Костёр и рассказ | страница 23




Именно благодаря этому пребыванию способности в бездействии становится возможным мышление мышления, живопись живописи, поэзия поэзии.

Если обособление подразумевает изначальный избыток способности в каждом случае реализации действия, тогда следует помнить, что правильно мыслить обособление прежде всего значит каждый раз отказываться от схемы субъект/объект, отключать её. В картине Веласкеса или Тициана живопись (la picture picta[67]) – это не объект пишущего её субъекта (pictura pingens[68]), подобно тому, как в «Метафизике» Аристотеля мышление – это не объект мыслящего субъекта, что было бы абсурдом. Напротив, живопись живописи означает только то, что живопись (способность к живописи, la pictura pingens) выражается и застывает в акте живописи, точно так же, как поэзия поэзии означает, что язык выражается и застывает в стихотворении.


Я заметил, что в этих размышлениях об акте творения постоянно возвращается термин «бездействие». Возможно, здесь мне стóит попытаться очертить хотя бы элементы того, чтó я хотел бы определить как «поэтику – или политику – бездействия». Я добавил термин «политика», потому что при попытке иначе мыслить poiesis, деятельность людей, невозможно не поставить под вопрос также наше понимание политики.
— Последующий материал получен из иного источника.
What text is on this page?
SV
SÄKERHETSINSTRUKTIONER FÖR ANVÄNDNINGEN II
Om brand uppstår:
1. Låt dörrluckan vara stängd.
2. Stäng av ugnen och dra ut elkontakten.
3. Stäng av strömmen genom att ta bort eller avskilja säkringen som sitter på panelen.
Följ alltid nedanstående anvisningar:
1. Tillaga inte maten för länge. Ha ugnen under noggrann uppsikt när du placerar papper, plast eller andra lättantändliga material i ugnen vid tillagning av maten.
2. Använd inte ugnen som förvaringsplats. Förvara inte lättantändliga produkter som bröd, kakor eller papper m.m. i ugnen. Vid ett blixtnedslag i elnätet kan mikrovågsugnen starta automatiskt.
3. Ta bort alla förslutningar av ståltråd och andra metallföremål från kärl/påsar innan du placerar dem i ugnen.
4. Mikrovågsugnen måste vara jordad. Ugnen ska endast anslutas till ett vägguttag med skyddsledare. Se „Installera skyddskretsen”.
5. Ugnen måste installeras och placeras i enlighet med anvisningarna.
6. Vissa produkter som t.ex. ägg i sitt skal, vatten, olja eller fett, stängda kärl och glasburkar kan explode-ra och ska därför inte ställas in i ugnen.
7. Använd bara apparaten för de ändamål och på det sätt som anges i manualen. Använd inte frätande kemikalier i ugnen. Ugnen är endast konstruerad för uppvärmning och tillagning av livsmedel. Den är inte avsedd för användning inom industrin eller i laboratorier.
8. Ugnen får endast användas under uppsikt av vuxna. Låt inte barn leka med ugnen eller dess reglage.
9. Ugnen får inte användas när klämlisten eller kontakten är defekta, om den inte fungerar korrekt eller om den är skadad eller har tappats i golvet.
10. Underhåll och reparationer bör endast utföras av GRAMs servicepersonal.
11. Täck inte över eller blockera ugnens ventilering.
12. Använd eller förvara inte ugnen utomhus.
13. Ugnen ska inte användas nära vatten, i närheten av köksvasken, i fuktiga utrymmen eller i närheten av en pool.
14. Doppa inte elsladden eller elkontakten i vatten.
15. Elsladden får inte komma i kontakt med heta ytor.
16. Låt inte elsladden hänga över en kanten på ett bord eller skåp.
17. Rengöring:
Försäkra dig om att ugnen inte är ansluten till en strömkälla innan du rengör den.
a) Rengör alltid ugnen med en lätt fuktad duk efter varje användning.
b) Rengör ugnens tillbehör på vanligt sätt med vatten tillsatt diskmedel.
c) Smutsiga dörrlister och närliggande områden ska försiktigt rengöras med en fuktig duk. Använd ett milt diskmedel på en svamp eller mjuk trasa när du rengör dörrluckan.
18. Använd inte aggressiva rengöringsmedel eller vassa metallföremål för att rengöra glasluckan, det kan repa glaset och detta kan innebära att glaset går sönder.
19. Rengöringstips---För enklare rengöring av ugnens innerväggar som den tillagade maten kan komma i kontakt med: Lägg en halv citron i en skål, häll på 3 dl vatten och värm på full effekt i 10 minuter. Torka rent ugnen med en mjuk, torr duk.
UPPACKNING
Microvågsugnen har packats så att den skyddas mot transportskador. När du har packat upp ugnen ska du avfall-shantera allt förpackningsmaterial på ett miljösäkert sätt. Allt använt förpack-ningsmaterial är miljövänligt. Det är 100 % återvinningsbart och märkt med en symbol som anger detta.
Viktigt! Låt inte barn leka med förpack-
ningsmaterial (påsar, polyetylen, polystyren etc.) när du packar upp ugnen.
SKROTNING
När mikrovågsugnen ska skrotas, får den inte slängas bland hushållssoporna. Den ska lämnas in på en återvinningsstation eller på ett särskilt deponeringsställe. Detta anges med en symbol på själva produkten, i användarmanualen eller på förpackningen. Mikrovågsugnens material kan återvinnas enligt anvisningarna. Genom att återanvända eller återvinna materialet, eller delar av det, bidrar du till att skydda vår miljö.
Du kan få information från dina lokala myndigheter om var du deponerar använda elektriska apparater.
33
В одном из фрагментов «Никомаховой этики» (1097b, 22 ss.) Аристотель поднимает вопрос о том, чтó является делом человека и в какой-то момент предлагает гипотезу, что у человека вообще нет собственного дела, что человек по сути своей бездеятелен:

подобно тому, как у флейтиста, ваятеля и всякого мастера [technites] да и вообще у тех, у кого есть определённое назначение [ergon] и занятие [praxis], собственно благо [tagathon] и совершенство [to eu] заключены в их деле [ergon], точно так, по-видимому, и у человека [вообще], если только для него существует [определённое] назначение [ti ergon]. Но возможно ли, чтобы у плотника и башмачника было определённое назначение и занятие, а у человека не было бы никакого, и чтобы он по природе был бездельник [argos]?[69]

Ergon в данном контексте значит не просто «дело», а то, чем определяется energeia, действие или бытие-в-действии, присущее человеку. В том же смысле ещё Платон задавался вопросом, какова особая деятельность, ergon – например, лошади. Вопрос о деле или об отсутствии дела у человека обладает решающим стратегическим значением, потому что от этого зависит не только возможность определить его природу или его особенную суть, но также, в перспективе Аристотеля, возможность определить, в чём заключается его счастье и, соответственно, его политика.